第113話◇番外編◇悪夢


「……ろ。酷い……!」


 愛しい女性がカウチソファーで居眠りをしていた。彼女はまだこの国の王になったばかり。自分から引き継いだ仕事を率先してやってくれるのは嬉しいけれど、彼女は必要以上に、頑張りすぎるところがある。

宰相から休憩を言い渡されて気が緩んだのだろう。カウチソファーに座ったら目蓋がおちてそのまま寝入ってしまった。休憩は二時間ある。

 彼女の体に肌掛けを掛けようとして、誰かの名前を彼女が呟いていた。それは前世の自分の名前でハッとさせられる。銀色の長い睫毛が縁取る目蓋から、ぽろりと綺麗な涙が零れ落ちた。


「ごめん。きみの中の私がまた泣かせてしまったんだね?」


 ジェーンの前で跪き、彼女の涙を唇で吸い取ればしょっぱい味がした。彼女を悲しませているのは前世の報われなかった想い。それには自分に非がある。こうして今生で彼女と廻りあい、彼女を大切に思えば想うほど彼女の苦しみの深さを側で感じさせられる。

 夢の中での彼女は、ちっとも幸せなんかじゃない。


「どうして……どうして、わたしではな……の?」


 彼女の寝言から垣間見えるのは前世をこうして夢に見ているということ。彼女が夢を見て涙するのはこれが初めてではないことを自分は良く知っている。

 幼い頃に前世の記憶を取り戻してから、彼女が昼寝する時に居合わせると決まって彼女は涙した。それも彼女は自分が居合わせた時にしか泣かないようだ。彼女に仕える公爵家の侍女らが不思議ですよねぇ。と、言っていた。そしてそれは彼女がルイに心を開いているからだと大きく誤解もしてくれたが、 これがきっと神から自分へ下された罰なのだろう。と、ルイは思っていた。


 なぜなら前世で彼女を苦しめて死なせてしまったのは自分だったから。神は彼に懺悔と戒めを促がしているように思える。


 ジェーンはこうして昼寝の時間に悲しい夢を見ているようで涙を流す。そして不思議なことに、覚めた時には夢の内容を全く覚えていないらしい。

 以前、それについて聞いた時には、「何か悲しい夢を見ていたような気がするのだけど、思い出せなくて」と、首を傾げていた。

 でも現に彼女は、悲しそうに自分の前世の名前を呼ぶ。それはもう感情を押し殺したような何とも言えない声で。前世の彼女が行き場のない想いを吐露しているようで痛々しい。

 ルイはそっとジェーンを抱きしめた。






 あの日。彼女に別れを告げた時に後悔した。人前で滅多に泣かない彼女が涙を堪えて立ち上がり、自分のことを非難するでもなく笑って「さよなら」と、告げた顔に胸が締め付けられた。

 彼女の背を見送る自分を、横にいた後輩が「さあ、行きましょう」と、声をかけてくる。いつまで別れた彼女に未練を残しているのかと、面白く思っていない事は、引っ張られた腕の加減で気が付いた。

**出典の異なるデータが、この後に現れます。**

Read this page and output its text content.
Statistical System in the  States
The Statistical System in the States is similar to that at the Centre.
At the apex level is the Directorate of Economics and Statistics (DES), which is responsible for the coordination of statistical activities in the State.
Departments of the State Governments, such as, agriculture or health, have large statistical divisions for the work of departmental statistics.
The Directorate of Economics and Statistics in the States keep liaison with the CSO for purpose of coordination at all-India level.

 後輩は嬉々として「今晩は泊まっていくでしょう?」と、上目遣いに見つめてくる。これまで可愛いと思えていたその仕草は、彼女の涙を堪えたような顔を見た後ではそそられるものではなかった。疎ましく思えてきた。

 その時に、自分は選択を誤ったのだと気が付いた。彼女とは別れるべきではなかった。別れるのはこっちの女のほうだったと。


「どうしたの?」

「いや、なんでもない」


 自分の馬鹿さ加減に笑いたくなった。今頃、気がつくなんて。今更だろう。後輩のことは可愛い存在だとは認めていた。何でも「先輩~」と、職場では甘えてきて何でも聞きたがる。自分が頼られて悪い気はしなかった。


「先輩のこと、好き」 


 と、告白されても、自分には結婚を約束した彼女がいたし、断った。一度は諦めたかのような後輩の態度で、こんな展開になろうとは思わなかった。